Alexa Voice Service v20160207


The Alexa Voice Service (AVS) allows developers to enable voice interactions on connected products. After integrating AVS, your product has access to the built-in functionalities of Alexa, such as music playback, timers and alarms, package tracking, movie listings, and calendar management. You can extend the voice features of your product by either developing your own Alexa skills or Alexa skills built by other developers with the Alexa Skills Kit.

AVS comprises capability interfaces that correspond to client functionality, like speech recognition, audio playback, and volume control.

AVS uses Login with Amazon (LWA) for product authorization and exposes HTTP/2 endpoints.
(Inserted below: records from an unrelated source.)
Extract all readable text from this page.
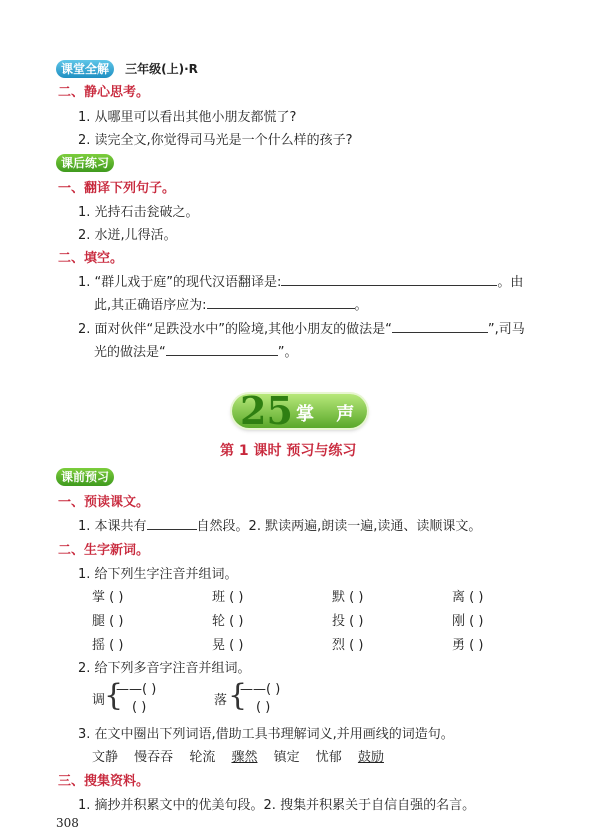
课堂全解 三年级(上)·R
二、静心思考。
1. 从哪里可以看出其他小朋友都慌了?
2. 读完全文,你觉得司马光是一个什么样的孩子?
课后练习
一、翻译下列句子。
1. 光持石击瓮破之。
2. 水迸,儿得活。
二、填空。
1. “群儿戏于庭”的现代汉语翻译是:	。由
此,其正确语序应为:	。
2. 面对伙伴“足跌没水中”的险境,其他小朋友的做法是“	”,司马
光的做法是“	”。
25 掌 声
第 1 课时 预习与练习
课前预习
一、预读课文。
1. 本课共有	自然段。2. 默读两遍,朗读一遍,读通、读顺课文。
二、生字新词。
1. 给下列生字注音并组词。
掌 ( )	班 ( )	默 ( )	离 ( )
腿 ( )	轮 ( )	投 ( )	刚 ( )
摇 ( )	晃 ( )	烈 ( )	勇 ( )
2. 给下列多音字注音并组词。
调
{
——( )
( )	落 {
——( )
( )
3. 在文中圈出下列词语,借助工具书理解词义,并用画线的词造句。
文静 慢吞吞 轮流 骤然 镇定 忧郁 鼓励
三、搜集资料。
1. 摘抄并积累文中的优美句段。2. 搜集并积累关于自信自强的名言。
308
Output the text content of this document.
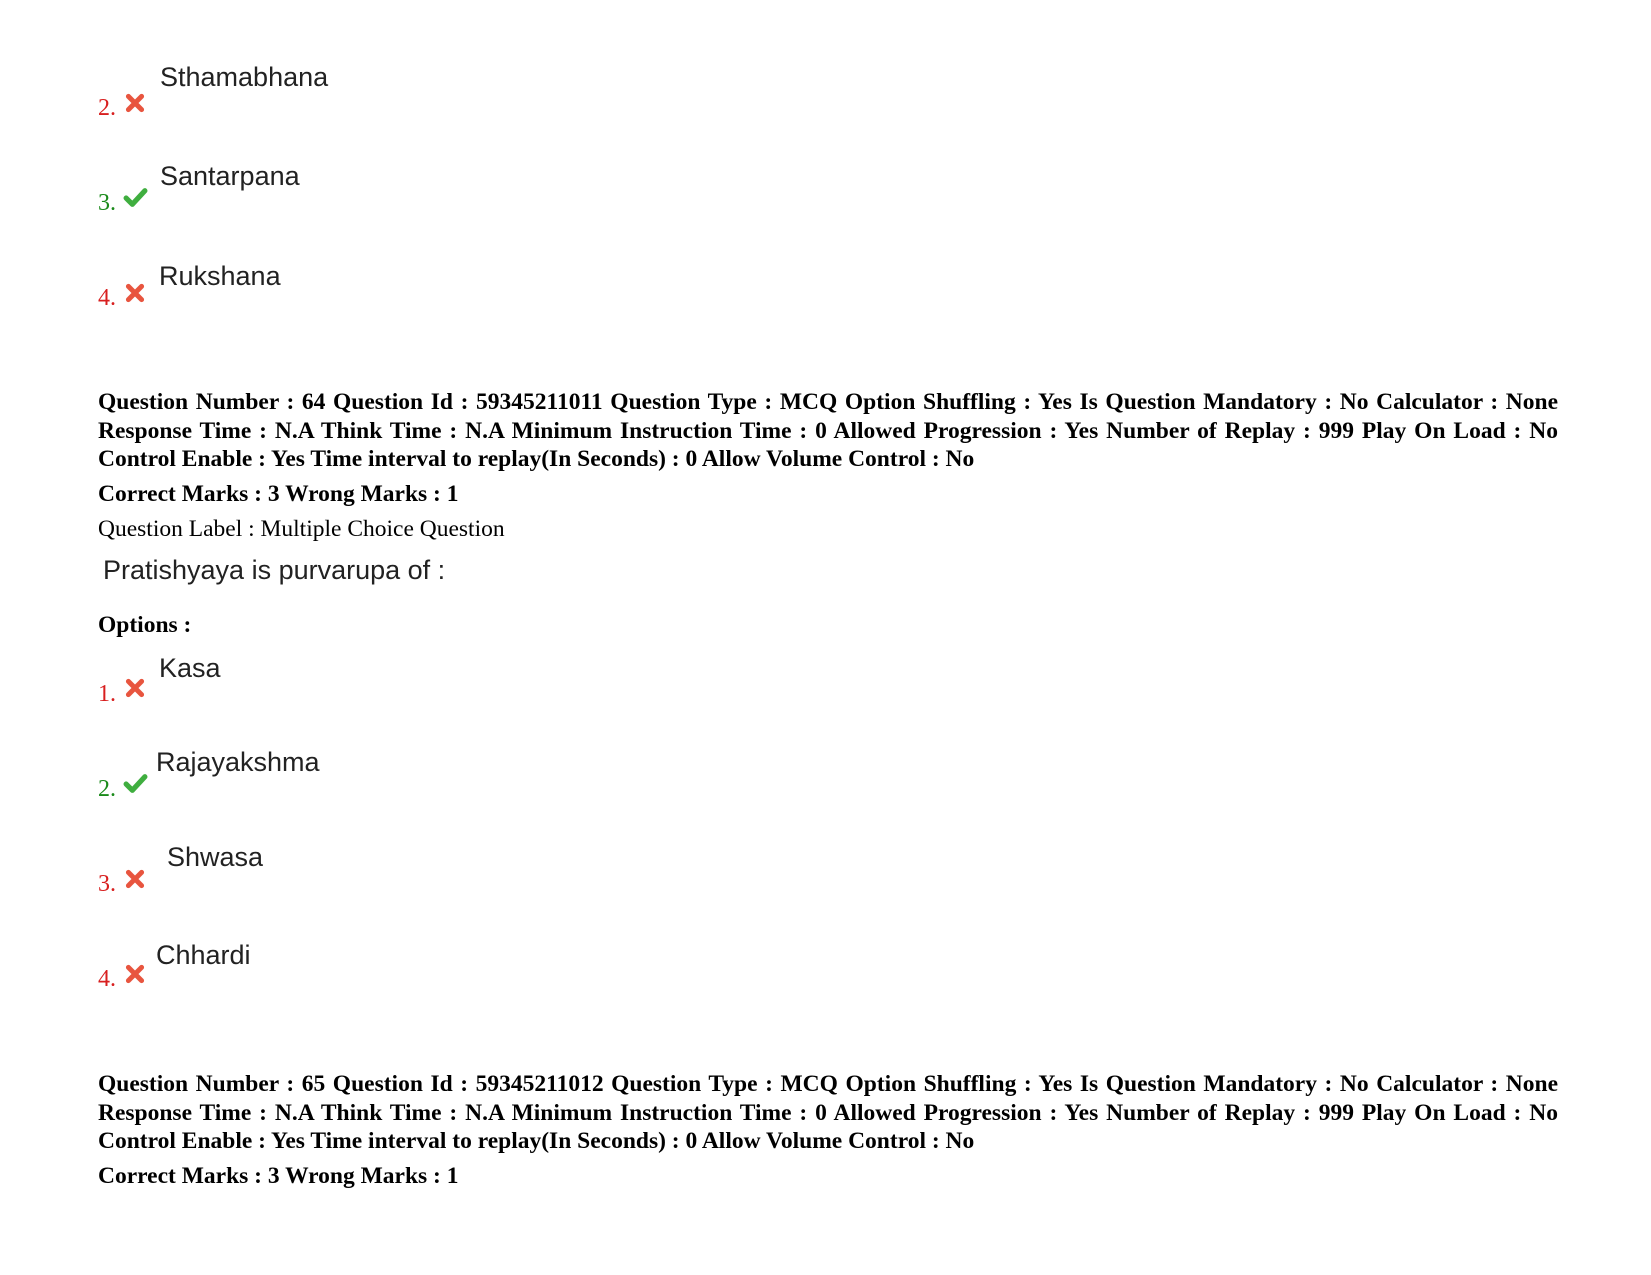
2.
Sthamabhana
3.
Santarpana
4.
Rukshana
Question Number : 64 Question Id : 59345211011 Question Type : MCQ Option Shuffling : Yes Is Question Mandatory : No Calculator : None Response Time : N.A Think Time : N.A Minimum Instruction Time : 0 Allowed Progression : Yes Number of Replay : 999 Play On Load : No Control Enable : Yes Time interval to replay(In Seconds) : 0 Allow Volume Control : No
Correct Marks : 3 Wrong Marks : 1
Question Label : Multiple Choice Question
Pratishyaya is purvarupa of :
Options :
1.
Kasa
2.
Rajayakshma
3.
Shwasa
4.
Chhardi
Question Number : 65 Question Id : 59345211012 Question Type : MCQ Option Shuffling : Yes Is Question Mandatory : No Calculator : None Response Time : N.A Think Time : N.A Minimum Instruction Time : 0 Allowed Progression : Yes Number of Replay : 999 Play On Load : No Control Enable : Yes Time interval to replay(In Seconds) : 0 Allow Volume Control : No
Correct Marks : 3 Wrong Marks : 1
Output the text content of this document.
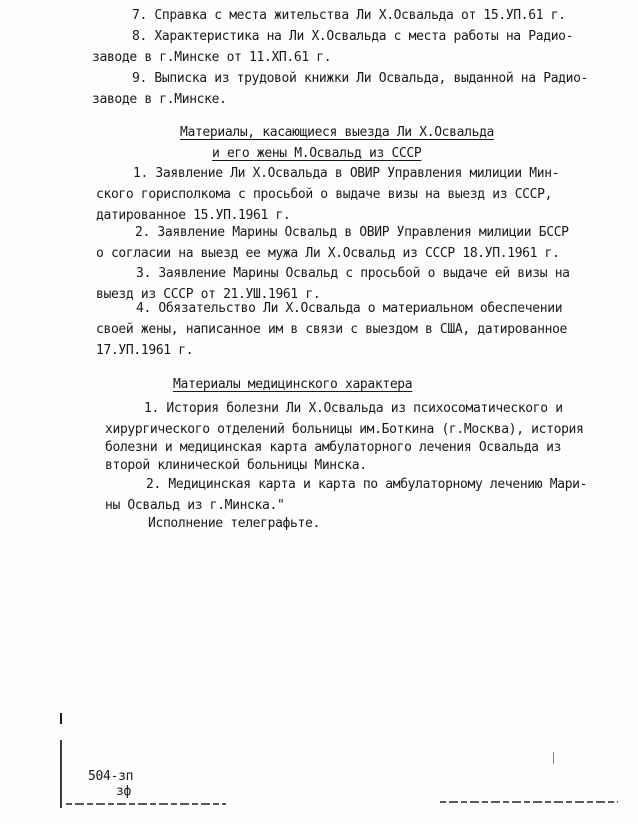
7. Справка с места жительства Ли Х.Освальда от 15.УП.61 г.
8. Характеристика на Ли Х.Освальда с места работы на Радио-
заводе в г.Минске от 11.ХП.61 г.
9. Выписка из трудовой книжки Ли Освальда, выданной на Радио-
заводе в г.Минске.
Материалы, касающиеся выезда Ли Х.Освальда
и его жены М.Освальд из СССР
1. Заявление Ли Х.Освальда в ОВИР Управления милиции Мин-
ского горисполкома с просьбой о выдаче визы на выезд из СССР,
датированное 15.УП.1961 г.
2. Заявление Марины Освальд в ОВИР Управления милиции БССР
о согласии на выезд ее мужа Ли Х.Освальд из СССР 18.УП.1961 г.
3. Заявление Марины Освальд с просьбой о выдаче ей визы на
выезд из СССР от 21.УШ.1961 г.
4. Обязательство Ли Х.Освальда о материальном обеспечении
своей жены, написанное им в связи с выездом в США, датированное
17.УП.1961 г.
Материалы медицинского характера
1. История болезни Ли Х.Освальда из психосоматического и
хирургического отделений больницы им.Боткина (г.Москва), история
болезни и медицинская карта амбулаторного лечения Освальда из
второй клинической больницы Минска.
2. Медицинская карта и карта по амбулаторному лечению Мари-
ны Освальд из г.Минска."
Исполнение телеграфьте.
504-зп
зф
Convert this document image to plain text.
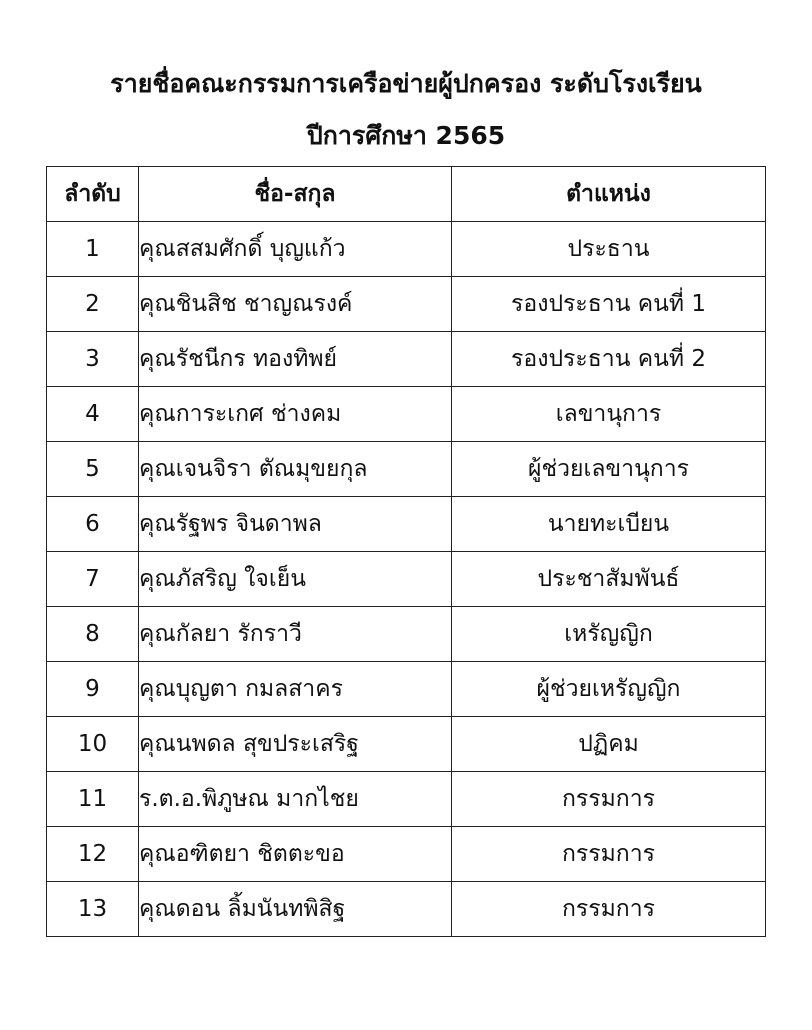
รายชื่อคณะกรรมการเครือข่ายผู้ปกครอง ระดับโรงเรียน
ปีการศึกษา 2565
ลำดับ	ชื่อ-สกุล	ตำแหน่ง
1	คุณสสมศักดิ์ บุญแก้ว	ประธาน
2	คุณชินสิช ชาญณรงค์	รองประธาน คนที่ 1
3	คุณรัชนีกร ทองทิพย์	รองประธาน คนที่ 2
4	คุณการะเกศ ช่างคม	เลขานุการ
5	คุณเจนจิรา ตัณมุขยกุล	ผู้ช่วยเลขานุการ
6	คุณรัฐพร จินดาพล	นายทะเบียน
7	คุณภัสริญ ใจเย็น	ประชาสัมพันธ์
8	คุณกัลยา รักราวี	เหรัญญิก
9	คุณบุญตา กมลสาคร	ผู้ช่วยเหรัญญิก
10	คุณนพดล สุขประเสริฐ	ปฏิคม
11	ร.ต.อ.พิภูษณ มากไชย	กรรมการ
12	คุณอฑิตยา ชิตตะขอ	กรรมการ
13	คุณดอน ลิ้มนันทพิสิฐ	กรรมการ
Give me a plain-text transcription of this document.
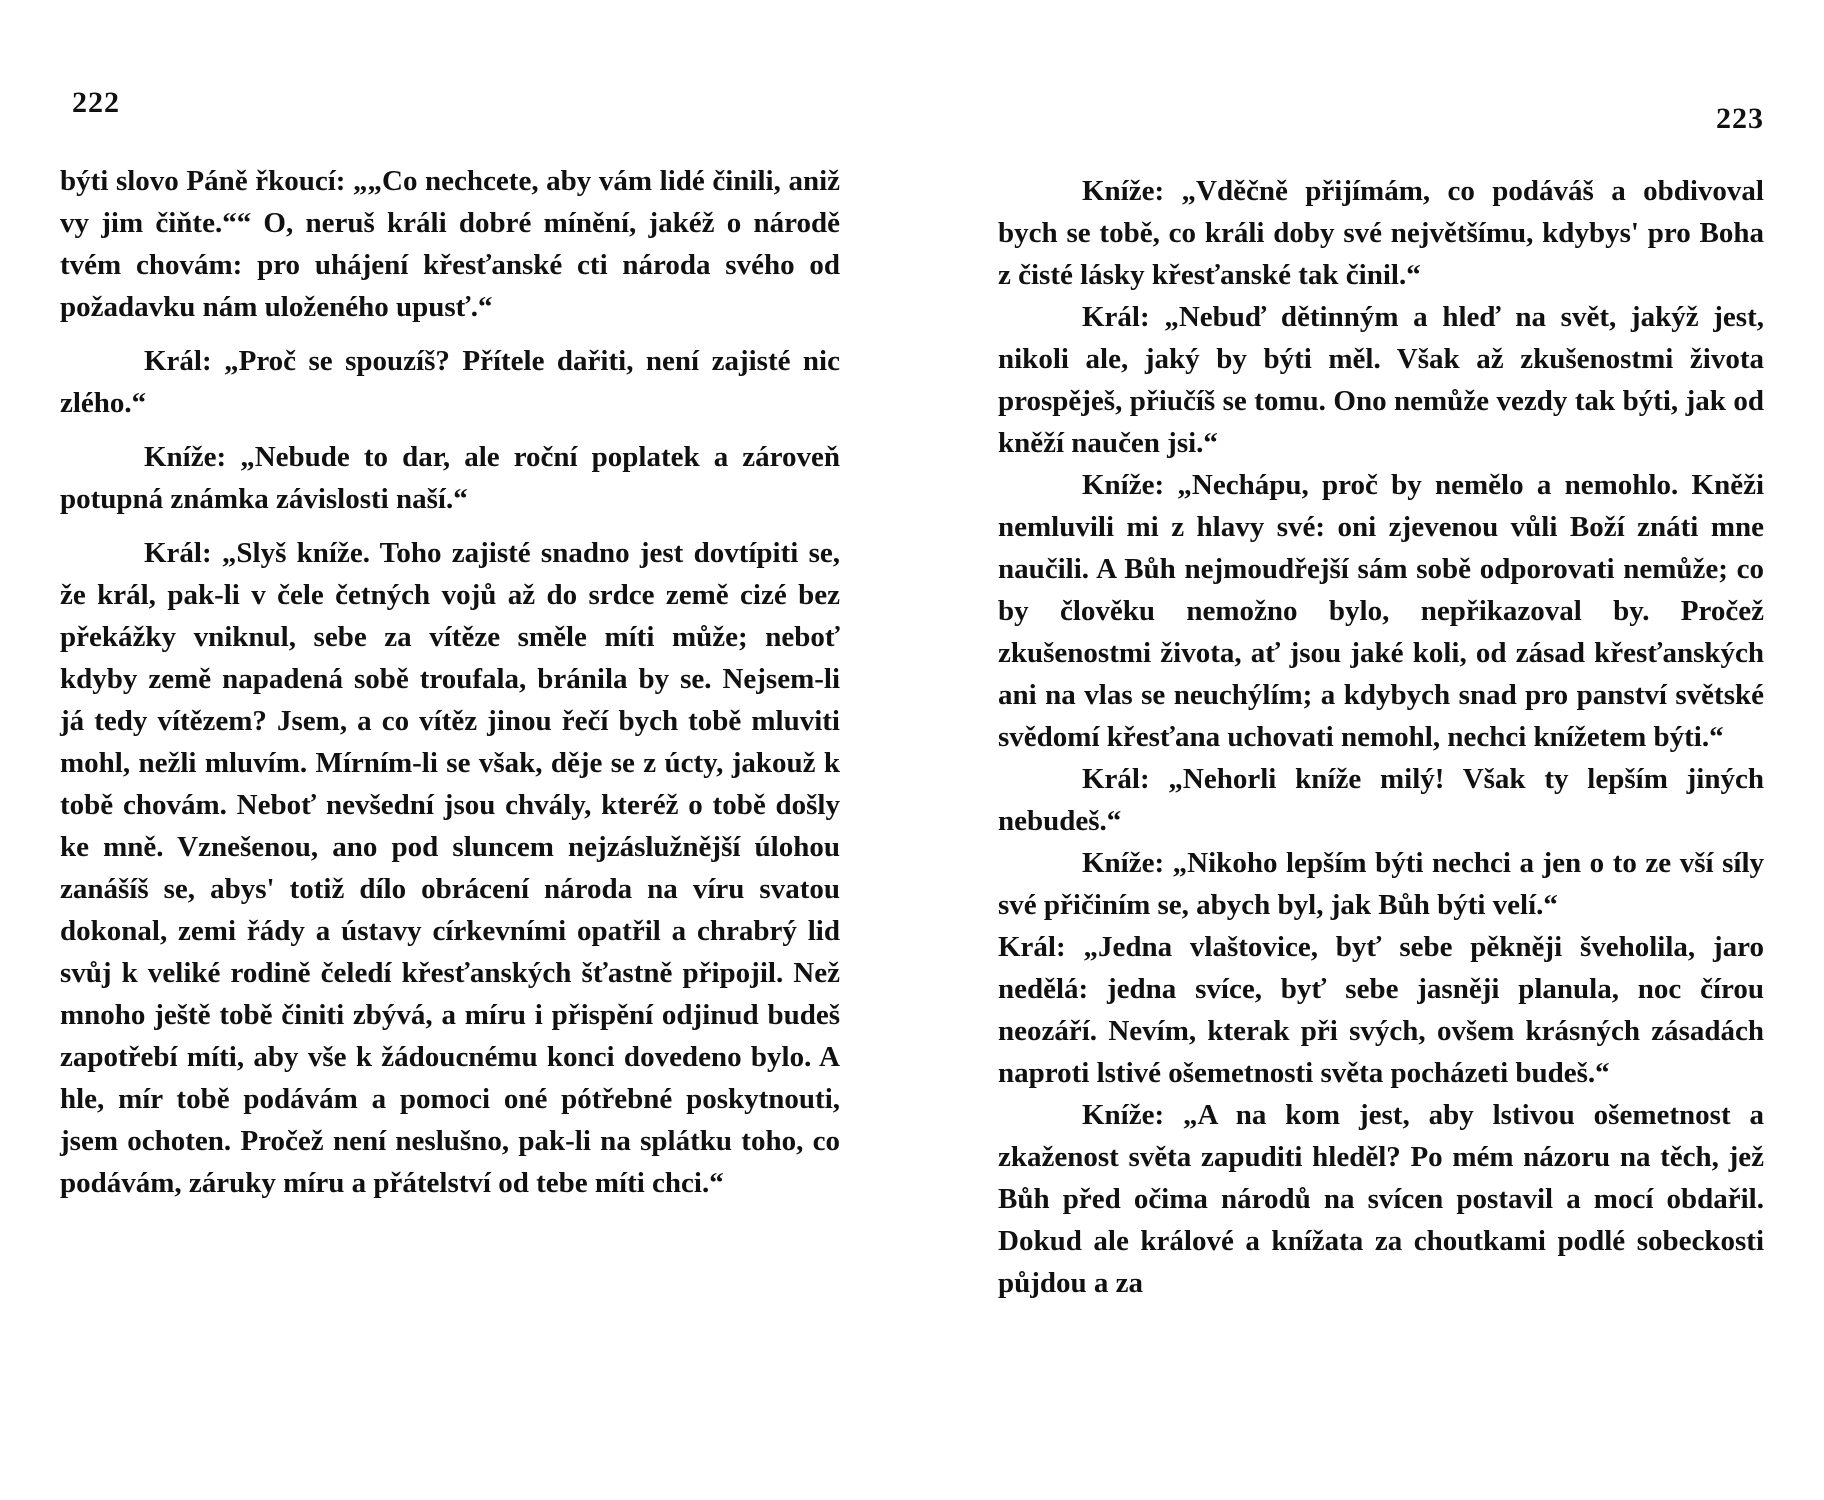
222

býti slovo Páně řkoucí: „„Co nechcete, aby vám lidé činili, aniž vy jim čiňte.““ O, neruš králi dobré mínění, jakéž o národě tvém chovám: pro uhájení křesťanské cti národa svého od požadavku nám uloženého upusť.“

Král: „Proč se spouzíš? Přítele dařiti, není zajisté nic zlého.“

Kníže: „Nebude to dar, ale roční poplatek a zároveň potupná známka závislosti naší.“

Král: „Slyš kníže. Toho zajisté snadno jest dovtípiti se, že král, pak-li v čele četných vojů až do srdce země cizé bez překážky vniknul, sebe za vítěze směle míti může; neboť kdyby země napadená sobě troufala, bránila by se. Nejsem-li já tedy vítězem? Jsem, a co vítěz jinou řečí bych tobě mluviti mohl, nežli mluvím. Mírním-li se však, děje se z úcty, jakouž k tobě chovám. Neboť nevšední jsou chvály, kteréž o tobě došly ke mně. Vznešenou, ano pod sluncem nejzáslužnější úlohou zanášíš se, abys' totiž dílo obrácení národa na víru svatou dokonal, zemi řády a ústavy církevními opatřil a chrabrý lid svůj k veliké rodině čeledí křesťanských šťastně připojil. Než mnoho ještě tobě činiti zbývá, a míru i přispění odjinud budeš zapotřebí míti, aby vše k žádoucnému konci dovedeno bylo. A hle, mír tobě podávám a pomoci oné pótřebné poskytnouti, jsem ochoten. Pročež není neslušno, pak-li na splátku toho, co podávám, záruky míru a přátelství od tebe míti chci.“

223

Kníže: „Vděčně přijímám, co podáváš a obdivoval bych se tobě, co králi doby své největšímu, kdybys' pro Boha z čisté lásky křesťanské tak činil.“

Král: „Nebuď dětinným a hleď na svět, jakýž jest, nikoli ale, jaký by býti měl. Však až zkušenostmi života prospěješ, přiučíš se tomu. Ono nemůže vezdy tak býti, jak od kněží naučen jsi.“

Kníže: „Nechápu, proč by nemělo a nemohlo. Kněži nemluvili mi z hlavy své: oni zjevenou vůli Boží znáti mne naučili. A Bůh nejmoudřejší sám sobě odporovati nemůže; co by člověku nemožno bylo, nepřikazoval by. Pročež zkušenostmi života, ať jsou jaké koli, od zásad křesťanských ani na vlas se neuchýlím; a kdybych snad pro panství světské svědomí křesťana uchovati nemohl, nechci knížetem býti.“

Král: „Nehorli kníže milý! Však ty lepším jiných nebudeš.“

Kníže: „Nikoho lepším býti nechci a jen o to ze vší síly své přičiním se, abych byl, jak Bůh býti velí.“

Král: „Jedna vlaštovice, byť sebe pěkněji šveholila, jaro nedělá: jedna svíce, byť sebe jasněji planula, noc čírou neozáří. Nevím, kterak při svých, ovšem krásných zásadách naproti lstivé ošemetnosti světa pocházeti budeš.“

Kníže: „A na kom jest, aby lstivou ošemetnost a zkaženost světa zapuditi hleděl? Po mém názoru na těch, jež Bůh před očima národů na svícen postavil a mocí obdařil. Dokud ale králové a knížata za choutkami podlé sobeckosti půjdou a za
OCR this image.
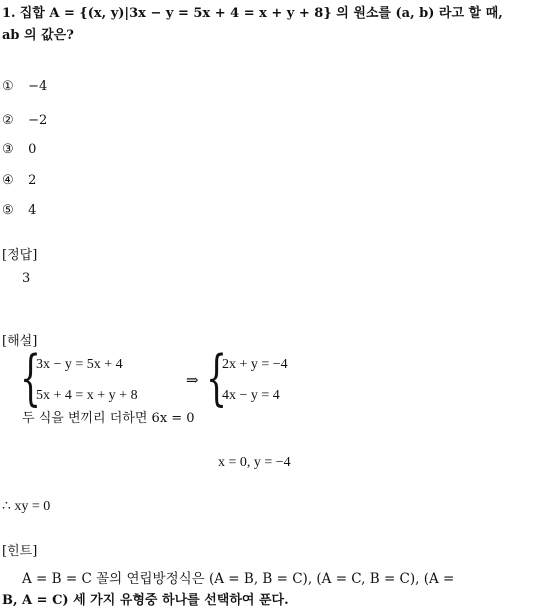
1. 집합 A = {(x, y)|3x − y = 5x + 4 = x + y + 8} 의 원소를 (a, b) 라고 할 때,
ab 의 값은?
① −4
② −2
③ 0
④ 2
⑤ 4
[정답]
3
[해설]
{
3x − y = 5x + 4
5x + 4 = x + y + 8
⇒ {
2x + y = −4
4x − y = 4
두 식을 변끼리 더하면 6x = 0
x = 0, y = −4
∴ xy = 0
[힌트]
A = B = C 꼴의 연립방정식은 (A = B, B = C), (A = C, B = C), (A =
B, A = C) 세 가지 유형중 하나를 선택하여 푼다.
The current version of the Alexa Voice Service is v20160207. Read more about AVS Envelope and Capability Versioning.

What's new?

For new and updated AVS features, see blogs and documentation in the documentation changelog.

Authorization

To access the AVS API, your product must obtain a Login with Amazon (LWA) access token, which grants a product access to call the API for a user. There are multiple ways to authorize a product:

Remote Authorization authorize devices with a mobile app. Typically, remote authorization is used with headless devices, like a smart speaker.

Local Authorization is used to authorize Alexa from the AVS-enabled product. Typically, local authorization is used with Android and iOS apps.

Code Based Linking is an authorization method optimal for products with limited or no access to character input, such as a television or smart watch.

Connected endpoints

Throughout the AVS documentation, the entity that maintains the HTTP/2 connection to Alexa is referred to as the "device," "client," or "product." In basic integrations, the device is the only entity that is the subject of user interactions and exchanges of messages with Alexa.

AVS also enables connecting additional "endpoints" to Alexa. (Note that this isn't the same use of the term as "URI endpoint" for API connections.) These connected endpoints don't maintain their own direct connections to Alexa, relying instead on the HTTP/2 device to proxy events and directives on their behalf.

From Alexa's perspective, the device and all other connected endpoints are all "endpoints". This is reflected in how a device reports both itself and connected endpoints in the same endpoints list in Alexa.Discovery. Where certain capability interfaces, mechanics, or fields apply only to the device maintaining the HTTP/2 connection, the documentation will make that clear. Otherwise, "endpoint" can refer to either the device or any connected endpoints.

Topology

Connected endpoints are analogous to those described by the Smart Home Skills Kit. When an endpoint connects through a skill, it requires that the developer maintains a cloud service that is called by an AWS Lambda function. That cloud service exchanges events and directives with Alexa on behalf of any endpoints. Therefore, the developer is responsible for the connection between the cloud service and the endpoint.

When the endpoint connects to an AVS device, the device takes the place of the cloud service, informing Alexa about the endpoint through Alexa.Discovery. When a capability interface is suitable for a connected endpoint, it will include an endpoint object in events and directives, so that when the device exchanges messages with Alexa on behalf of the endpoint, both the device and Alexa know which connected endpoint the message is about. More information is available in the Envelope Version documentation, as well as the documentation for individual capability interfaces.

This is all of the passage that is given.